Public symposium, 16 March

In association with the 2018 NZAP Conference in Dunedin, there will be a public symposium.  This represents the reinstatement of an old tradition where a conference would include something for the general public.

Speaker:        Dr Tess Moeke-Maxwell

Title:                The Pae Herenga Study 

Venue:            Dunedin Public Art  Gallery

Start time:      7.15pm (The time is set to coincide with the return of passengers from the “Monarch” boat trip on Dunedin Harbour.)

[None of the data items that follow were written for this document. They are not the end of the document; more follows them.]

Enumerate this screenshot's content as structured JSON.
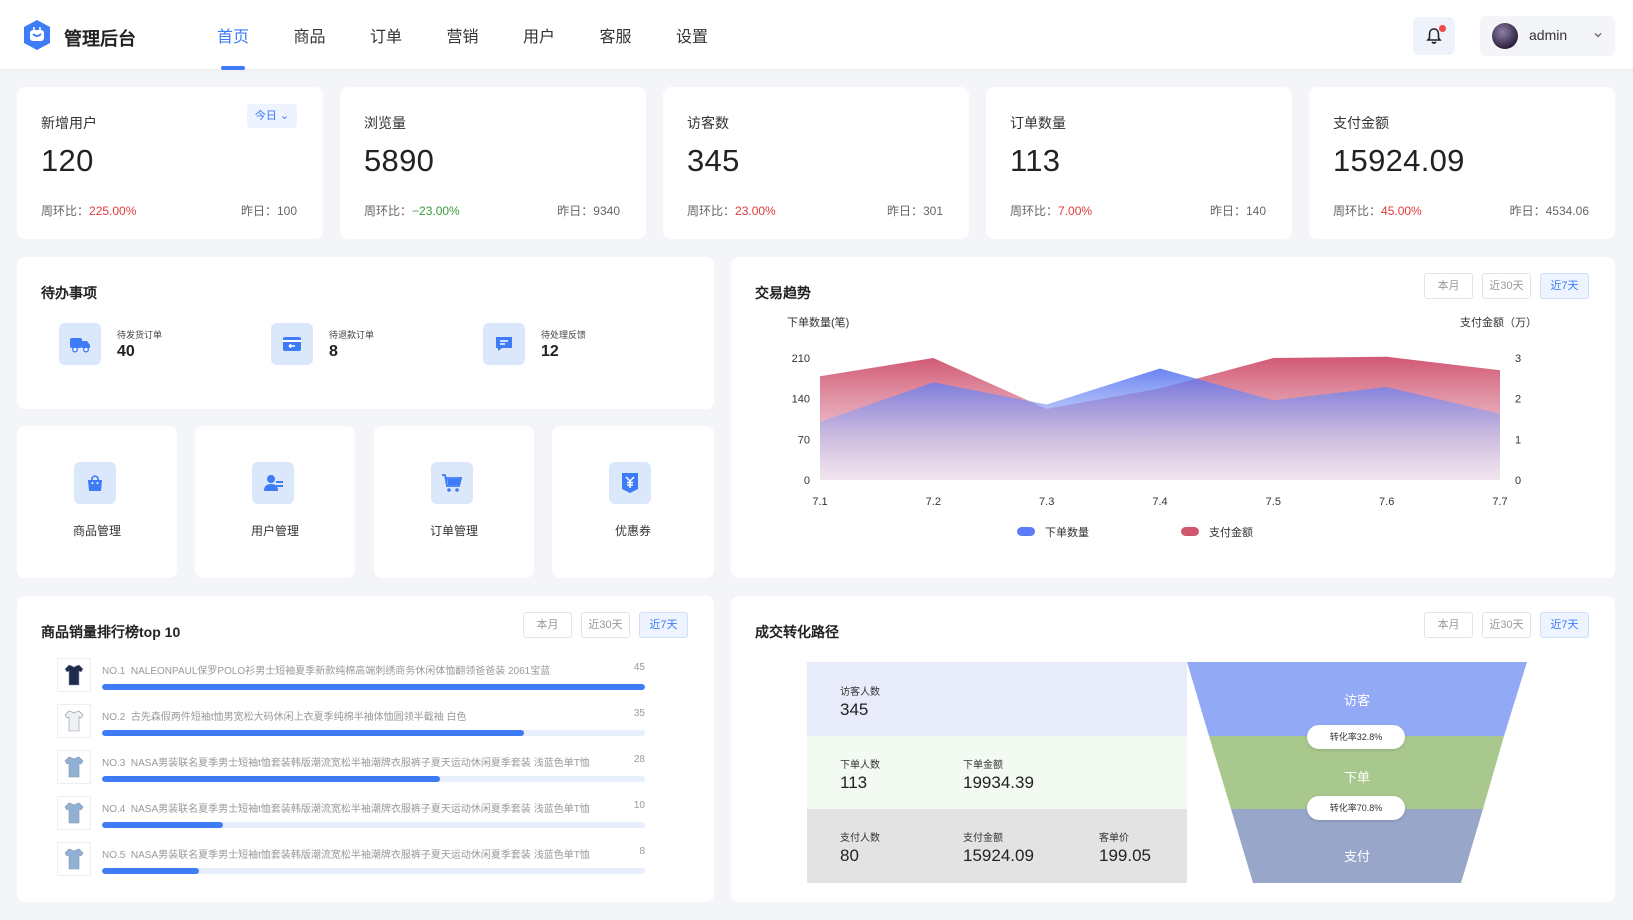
{
  "header": {
    "brand": "管理后台",
    "nav": [
      "首页",
      "商品",
      "订单",
      "营销",
      "用户",
      "客服",
      "设置"
    ],
    "active_nav": "首页",
    "user": "admin"
  },
  "stats": [
    {
      "title": "新增用户",
      "value": "120",
      "wow_label": "周环比：",
      "wow": "225.00%",
      "trend": "up",
      "yest": "昨日：100",
      "tag": "今日"
    },
    {
      "title": "浏览量",
      "value": "5890",
      "wow_label": "周环比：",
      "wow": "−23.00%",
      "trend": "down",
      "yest": "昨日：9340"
    },
    {
      "title": "访客数",
      "value": "345",
      "wow_label": "周环比：",
      "wow": "23.00%",
      "trend": "up",
      "yest": "昨日：301"
    },
    {
      "title": "订单数量",
      "value": "113",
      "wow_label": "周环比：",
      "wow": "7.00%",
      "trend": "up",
      "yest": "昨日：140"
    },
    {
      "title": "支付金额",
      "value": "15924.09",
      "wow_label": "周环比：",
      "wow": "45.00%",
      "trend": "up",
      "yest": "昨日：4534.06"
    }
  ],
  "todo": {
    "title": "待办事项",
    "items": [
      {
        "label": "待发货订单",
        "count": "40",
        "icon": "truck-icon"
      },
      {
        "label": "待退款订单",
        "count": "8",
        "icon": "refund-icon"
      },
      {
        "label": "待处理反馈",
        "count": "12",
        "icon": "message-icon"
      }
    ]
  },
  "quick": [
    {
      "label": "商品管理",
      "icon": "shopping-bag-icon"
    },
    {
      "label": "用户管理",
      "icon": "user-manage-icon"
    },
    {
      "label": "订单管理",
      "icon": "cart-icon"
    },
    {
      "label": "优惠券",
      "icon": "coupon-icon"
    }
  ],
  "range_tabs": [
    "本月",
    "近30天",
    "近7天"
  ],
  "trend": {
    "title": "交易趋势",
    "left_axis": "下单数量(笔)",
    "right_axis": "支付金额（万）",
    "legend": [
      "下单数量",
      "支付金额"
    ]
  },
  "chart_data": {
    "type": "area",
    "x": [
      "7.1",
      "7.2",
      "7.3",
      "7.4",
      "7.5",
      "7.6",
      "7.7"
    ],
    "y_left_ticks": [
      "0",
      "70",
      "140",
      "210"
    ],
    "y_right_ticks": [
      "0",
      "1",
      "2",
      "3"
    ],
    "ylim_left": [
      0,
      210
    ],
    "ylim_right": [
      0,
      3
    ],
    "series": [
      {
        "name": "下单数量",
        "axis": "left",
        "color": "#5b7cf6",
        "values": [
          100,
          168,
          130,
          192,
          137,
          160,
          114
        ]
      },
      {
        "name": "支付金额",
        "axis": "right",
        "color": "#d2566f",
        "values": [
          2.55,
          3.0,
          1.75,
          2.25,
          3.0,
          3.03,
          2.7
        ]
      }
    ]
  },
  "ranking": {
    "title": "商品销量排行榜top 10",
    "items": [
      {
        "no": "NO.1",
        "name": "NALEONPAUL保罗POLO衫男士短袖夏季新款纯棉高端刺绣商务休闲体恤翻领爸爸装 2061宝蓝",
        "count": "45",
        "ratio": 1.0
      },
      {
        "no": "NO.2",
        "name": "古先森假两件短袖t恤男宽松大码休闲上衣夏季纯棉半袖体恤圆领半截袖 白色",
        "count": "35",
        "ratio": 0.778
      },
      {
        "no": "NO.3",
        "name": "NASA男装联名夏季男士短袖t恤套装韩版潮流宽松半袖潮牌衣服裤子夏天运动休闲夏季套装 浅蓝色单T恤",
        "count": "28",
        "ratio": 0.622
      },
      {
        "no": "NO.4",
        "name": "NASA男装联名夏季男士短袖t恤套装韩版潮流宽松半袖潮牌衣服裤子夏天运动休闲夏季套装 浅蓝色单T恤",
        "count": "10",
        "ratio": 0.222
      },
      {
        "no": "NO.5",
        "name": "NASA男装联名夏季男士短袖t恤套装韩版潮流宽松半袖潮牌衣服裤子夏天运动休闲夏季套装 浅蓝色单T恤",
        "count": "8",
        "ratio": 0.178
      }
    ]
  },
  "funnel": {
    "title": "成交转化路径",
    "visitors_label": "访客人数",
    "visitors": "345",
    "orders_label": "下单人数",
    "orders": "113",
    "order_amount_label": "下单金额",
    "order_amount": "19934.39",
    "payers_label": "支付人数",
    "payers": "80",
    "pay_amount_label": "支付金额",
    "pay_amount": "15924.09",
    "unit_price_label": "客单价",
    "unit_price": "199.05",
    "stages": [
      "访客",
      "下单",
      "支付"
    ],
    "rate1": "转化率32.8%",
    "rate2": "转化率70.8%"
  }
}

Cost:                 $10.00, pay at the door


In this seminar Tess will introduce the Pae Herenga Study (funded by the Health Research Council of NZ). The study is aimed at providing a whānau perspective of caring for whānau at end of life. Tess will draw from the interviews from the Mid-North to highlight some early findings. This three year qualitative study is being carried out in the School of Nursing at the University of Auckland. It employs Kaupapa Māori Research methods to investigate the traditional tikanga (customs) and kawa (guidelines) Māori whānau use to care for a family member at the end of life. Four key sites are involved: Mid-North, Hastings/Napier, Wellington and Whanganui. Up to 60 whānau, tohunga (spiritual) practitioners, Māori health providers and rongoā clinicians will be interviewed. Digital storytelling workshops will produce at least 15 digital stories about participants’ experiences of providing care at the end of life. The project also investigates the various things that health and palliative care services do that help whānau enact their traditional care customs as well as identifying those things that inhibit whānau from carrying out their preferred care.


Dr Tess Moeke-Maxwell (Ngāi Tai ki Tamaki) is a Research Fellow for the Te Ārai Palliative and End of Life Care Research Group, School of Nursing, University of Auckland. Tess’s research interests include palliative care research with an emphasis on Māori whānau perspectives of end of life care. Tess would like to see whānau supported to provide well-resourced end of life care to ill and dying family members. Her PhD developed a post-colonial analysis of Māori women’s cultural hybridity. Tess sits on Hospice New Zealand’s Governance Board to develop the Foundations of Spiritual Care Training Programme which she recently helped to evaluate. She has worked as an ACC Registered Sexual Abuse Clinician in the BoP region. In 2017 she was awarded a Health Research Grant to lead the Pae Herenga Study; this is a three year qualitative study to gather and share information about traditional Māori end of life customs.